Aktuelles

Leserumfrage der Stiftung Warentest zum Thema Heizen
Die Stiftung Warentest führt für einen umfassenden Vergleich von Heizsystemen eine Leserumfrage durch. Speziell von Eigenheimbesitzern möchte sie wissen, wie teuer der Betrieb der Anlage im vergangenen Jahr war: Was hat die Wartung gekostet? Welche Reparaturen sind angefallen? Wie hoch waren die Kosten für den Schornsteinfeger? Sind die Kunden mit Kesselbetrieb und Handwerkern zufrieden? Nehmen Sie als Kunde an der Umfrage teil! Die Onlineumfrage finden Sie unter www.test.de/heizsysteme.
(Quelle: DEPV-Freitagspost! vom 03.02.2012)

Stiftung Warentest Urteil für celsico®premium Holzpellets: GUT (1,9)

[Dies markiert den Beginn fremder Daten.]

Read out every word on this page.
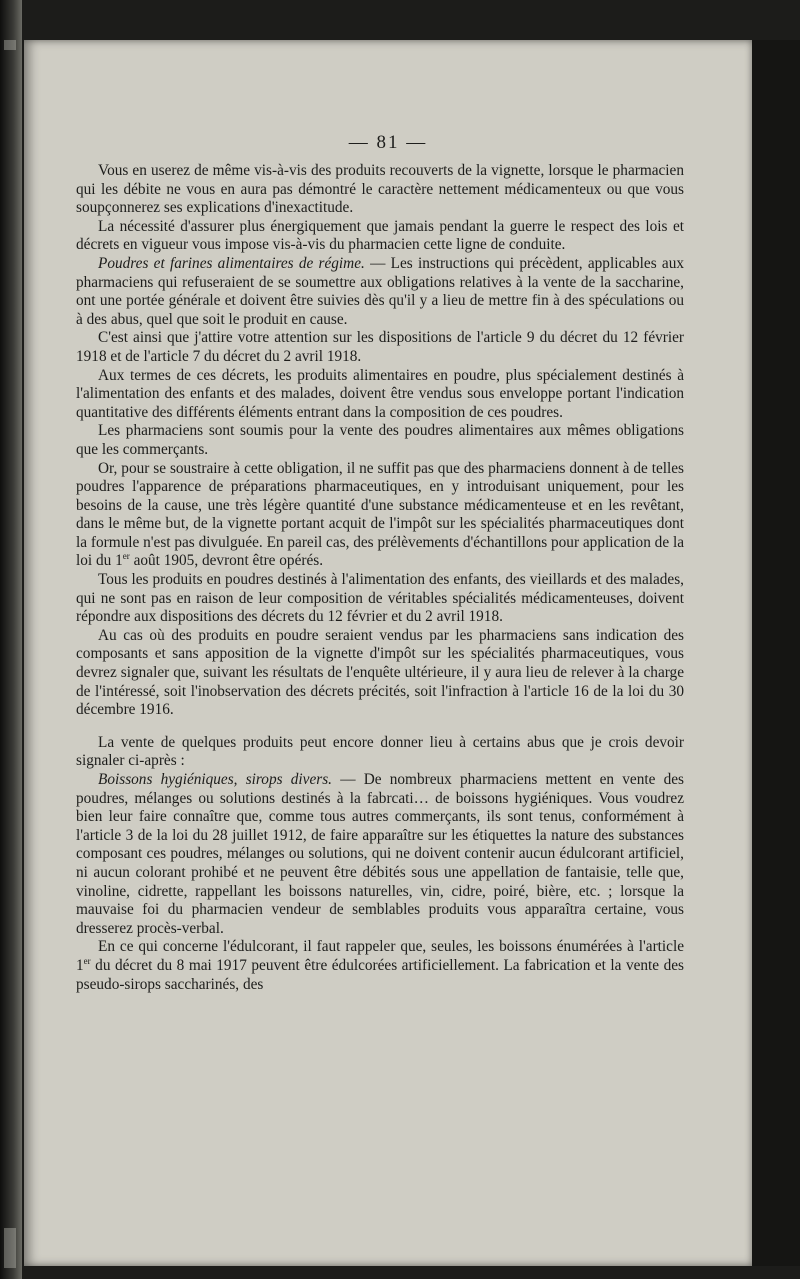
— 81 —

Vous en userez de même vis-à-vis des produits recouverts de la vignette, lorsque le pharmacien qui les débite ne vous en aura pas démontré le caractère nettement médicamenteux ou que vous soupçonnerez ses explications d'inexactitude.

La nécessité d'assurer plus énergiquement que jamais pendant la guerre le respect des lois et décrets en vigueur vous impose vis-à-vis du pharmacien cette ligne de conduite.

Poudres et farines alimentaires de régime. — Les instructions qui précèdent, applicables aux pharmaciens qui refuseraient de se soumettre aux obligations relatives à la vente de la saccharine, ont une portée générale et doivent être suivies dès qu'il y a lieu de mettre fin à des spéculations ou à des abus, quel que soit le produit en cause.

C'est ainsi que j'attire votre attention sur les dispositions de l'article 9 du décret du 12 février 1918 et de l'article 7 du décret du 2 avril 1918.

Aux termes de ces décrets, les produits alimentaires en poudre, plus spécialement destinés à l'alimentation des enfants et des malades, doivent être vendus sous enveloppe portant l'indication quantitative des différents éléments entrant dans la composition de ces poudres.

Les pharmaciens sont soumis pour la vente des poudres alimentaires aux mêmes obligations que les commerçants.

Or, pour se soustraire à cette obligation, il ne suffit pas que des pharmaciens donnent à de telles poudres l'apparence de préparations pharmaceutiques, en y introduisant uniquement, pour les besoins de la cause, une très légère quantité d'une substance médicamenteuse et en les revêtant, dans le même but, de la vignette portant acquit de l'impôt sur les spécialités pharmaceutiques dont la formule n'est pas divulguée. En pareil cas, des prélèvements d'échantillons pour application de la loi du 1er août 1905, devront être opérés.

Tous les produits en poudres destinés à l'alimentation des enfants, des vieillards et des malades, qui ne sont pas en raison de leur composition de véritables spécialités médicamenteuses, doivent répondre aux dispositions des décrets du 12 février et du 2 avril 1918.

Au cas où des produits en poudre seraient vendus par les pharmaciens sans indication des composants et sans apposition de la vignette d'impôt sur les spécialités pharmaceutiques, vous devrez signaler que, suivant les résultats de l'enquête ultérieure, il y aura lieu de relever à la charge de l'intéressé, soit l'inobservation des décrets précités, soit l'infraction à l'article 16 de la loi du 30 décembre 1916.

La vente de quelques produits peut encore donner lieu à certains abus que je crois devoir signaler ci-après :

Boissons hygiéniques, sirops divers. — De nombreux pharmaciens mettent en vente des poudres, mélanges ou solutions destinés à la fabrcati… de boissons hygiéniques. Vous voudrez bien leur faire connaître que, comme tous autres commerçants, ils sont tenus, conformément à l'article 3 de la loi du 28 juillet 1912, de faire apparaître sur les étiquettes la nature des substances composant ces poudres, mélanges ou solutions, qui ne doivent contenir aucun édulcorant artificiel, ni aucun colorant prohibé et ne peuvent être débités sous une appellation de fantaisie, telle que, vinoline, cidrette, rappellant les boissons naturelles, vin, cidre, poiré, bière, etc. ; lorsque la mauvaise foi du pharmacien vendeur de semblables produits vous apparaîtra certaine, vous dresserez procès-verbal.

En ce qui concerne l'édulcorant, il faut rappeler que, seules, les boissons énumérées à l'article 1er du décret du 8 mai 1917 peuvent être édulcorées artificiellement. La fabrication et la vente des pseudo-sirops saccharinés, des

Die Stiftung Warentest hat in ihrem Sonderheft „test Spezial Energie“ vom 30.05.2009 zehn Markenprodukte für DINplus-zertifizierte Holzpellets in Deutschland getestet und dabei 15 kg Sackware der führenden Holzpellet-Hersteller und Pellet-Lieferanten unter die Lupe genommen. Auch celsico®premium Holzpellets wurden diesem Test unterzogen und mit dem Testurteil GUT (1,9) benotet. Ausführliche Informationen finden Sie unter dem Punkt Pellets > Qualität.

Welche Prominenten heizen eigentlich mit Pellets?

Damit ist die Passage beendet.